Run this second script below
declare @begin binary(10), @end binary(10);
set @begin = sys.fn_cdc_get_min_lsn('dbo_testyes');
set @end = sys.fn_cdc_get_max_lsn();
select * from cdc.fn_cdc_get_net_changes_dbo_testyes(@begin,@end,'all with mask');
go

the resultset is :
__$start_lsn __$operation __$update_mask col1 col2 col3
0x0000003500000BFB0005 1 NULL 1 satu one
0x0000003500000BFC0004 2 NULL 2 dua1 two
0x0000003500000BFA0003 2 NULL 3 tiga three

If you read at BOL, it says that for UPDATE (operation = 4) operation, “all with mask” option will gives value in __$update_mask column for affected column(s). But it is not clear on this sample.


Run this third script below
declare @begin binary(10), @end binary(10);
set @begin = sys.fn_cdc_get_min_lsn('dbo_testyes');
set @end = sys.fn_cdc_get_max_lsn();
select * from cdc.fn_cdc_get_net_changes_dbo_testyes(@begin,@end,'all with merge');
go

the resultset is :
__$start_lsn __$operation __$update_mask col1 col2 col3
0x0000003500000BFA0003 5 NULL 3 tiga three
0x0000003500000BFB0005 1 NULL 1 satu one
0x0000003500000BFC0004 5 NULL 2 dua1 two

For “all with merge” operation, __$operation column will be 5 for insert and update operation, 5 here means that the operation will be insert/update on destination table to make sure the corresponding record on source will synchronize on destination.

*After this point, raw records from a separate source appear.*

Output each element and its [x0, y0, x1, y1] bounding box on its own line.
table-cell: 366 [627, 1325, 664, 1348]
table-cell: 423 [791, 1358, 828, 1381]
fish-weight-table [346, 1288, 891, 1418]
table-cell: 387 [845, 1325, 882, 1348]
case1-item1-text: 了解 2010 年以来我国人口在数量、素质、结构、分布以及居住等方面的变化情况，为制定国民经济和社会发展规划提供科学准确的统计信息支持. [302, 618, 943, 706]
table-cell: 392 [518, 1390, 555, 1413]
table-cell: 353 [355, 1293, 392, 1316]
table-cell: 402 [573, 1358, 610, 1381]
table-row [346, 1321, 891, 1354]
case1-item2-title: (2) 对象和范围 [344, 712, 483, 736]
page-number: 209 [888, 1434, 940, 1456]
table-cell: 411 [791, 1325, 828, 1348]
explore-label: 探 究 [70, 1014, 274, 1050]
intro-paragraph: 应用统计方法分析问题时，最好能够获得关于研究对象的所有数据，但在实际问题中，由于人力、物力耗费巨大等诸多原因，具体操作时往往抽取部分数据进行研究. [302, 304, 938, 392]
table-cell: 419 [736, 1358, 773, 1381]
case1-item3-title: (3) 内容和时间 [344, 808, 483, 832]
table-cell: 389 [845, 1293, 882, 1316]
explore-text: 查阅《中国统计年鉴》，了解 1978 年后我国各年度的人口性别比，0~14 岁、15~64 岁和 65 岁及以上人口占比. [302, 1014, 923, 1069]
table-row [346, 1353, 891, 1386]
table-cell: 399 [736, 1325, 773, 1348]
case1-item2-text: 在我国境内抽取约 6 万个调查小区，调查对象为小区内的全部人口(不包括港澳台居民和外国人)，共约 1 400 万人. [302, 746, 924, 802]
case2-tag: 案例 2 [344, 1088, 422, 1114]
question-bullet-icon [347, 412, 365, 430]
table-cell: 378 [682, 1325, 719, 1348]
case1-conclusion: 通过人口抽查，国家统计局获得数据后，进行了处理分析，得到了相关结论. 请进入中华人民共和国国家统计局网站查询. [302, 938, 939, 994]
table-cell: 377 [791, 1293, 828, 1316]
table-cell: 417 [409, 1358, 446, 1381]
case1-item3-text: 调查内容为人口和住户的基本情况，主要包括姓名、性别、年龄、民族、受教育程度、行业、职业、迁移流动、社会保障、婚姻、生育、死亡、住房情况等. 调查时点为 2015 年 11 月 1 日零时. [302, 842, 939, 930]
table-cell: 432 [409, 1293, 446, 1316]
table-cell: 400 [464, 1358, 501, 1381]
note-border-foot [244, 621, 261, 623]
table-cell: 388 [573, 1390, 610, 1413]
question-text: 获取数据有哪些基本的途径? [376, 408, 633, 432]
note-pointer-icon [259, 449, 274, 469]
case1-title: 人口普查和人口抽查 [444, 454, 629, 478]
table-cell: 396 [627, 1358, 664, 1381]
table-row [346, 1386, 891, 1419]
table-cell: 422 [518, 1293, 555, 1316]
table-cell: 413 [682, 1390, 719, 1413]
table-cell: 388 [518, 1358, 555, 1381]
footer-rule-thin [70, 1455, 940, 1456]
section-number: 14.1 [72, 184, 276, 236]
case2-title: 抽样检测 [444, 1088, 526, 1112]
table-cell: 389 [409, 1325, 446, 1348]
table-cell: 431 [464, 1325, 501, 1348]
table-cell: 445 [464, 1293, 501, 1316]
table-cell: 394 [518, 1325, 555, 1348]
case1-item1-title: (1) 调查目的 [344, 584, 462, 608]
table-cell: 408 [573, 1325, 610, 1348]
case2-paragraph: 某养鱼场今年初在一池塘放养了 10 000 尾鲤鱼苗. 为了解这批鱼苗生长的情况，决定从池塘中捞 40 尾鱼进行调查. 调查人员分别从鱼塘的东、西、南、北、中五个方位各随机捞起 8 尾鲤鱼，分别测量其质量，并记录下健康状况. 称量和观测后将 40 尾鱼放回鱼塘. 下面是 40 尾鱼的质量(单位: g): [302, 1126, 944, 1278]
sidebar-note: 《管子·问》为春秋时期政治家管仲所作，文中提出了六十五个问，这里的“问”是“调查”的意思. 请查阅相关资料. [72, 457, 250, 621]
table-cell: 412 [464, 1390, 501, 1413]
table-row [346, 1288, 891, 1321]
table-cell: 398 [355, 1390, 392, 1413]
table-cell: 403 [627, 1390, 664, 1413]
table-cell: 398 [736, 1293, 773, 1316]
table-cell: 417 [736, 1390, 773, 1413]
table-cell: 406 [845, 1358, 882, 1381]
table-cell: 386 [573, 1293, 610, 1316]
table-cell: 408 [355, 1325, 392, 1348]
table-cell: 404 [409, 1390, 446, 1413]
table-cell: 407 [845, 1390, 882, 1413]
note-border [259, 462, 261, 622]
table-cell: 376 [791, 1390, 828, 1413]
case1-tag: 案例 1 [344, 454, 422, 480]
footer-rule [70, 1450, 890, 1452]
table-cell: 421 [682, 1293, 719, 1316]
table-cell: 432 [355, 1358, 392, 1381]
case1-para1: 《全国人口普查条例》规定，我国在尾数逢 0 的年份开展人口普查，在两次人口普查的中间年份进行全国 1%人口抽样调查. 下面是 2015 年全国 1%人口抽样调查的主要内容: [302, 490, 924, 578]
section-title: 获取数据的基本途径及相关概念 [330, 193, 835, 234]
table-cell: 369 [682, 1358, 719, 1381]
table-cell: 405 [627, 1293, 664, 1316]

Currently, CDC feature could be found only at SQL Server 2008 Enterprise Edition

1 comment:

FredM said...

Go to SSMS (SQL Server Management Studio), expand cdc_db database folder,...

I set up everything correctly in SQL Server 2008 SP1, but I don't see the cdc_db folder. I used the templates to confirm that the one database and one table are enabled for CDC, but I don't see the cdc_cb database folder. Could you be more specific as to where to look for it?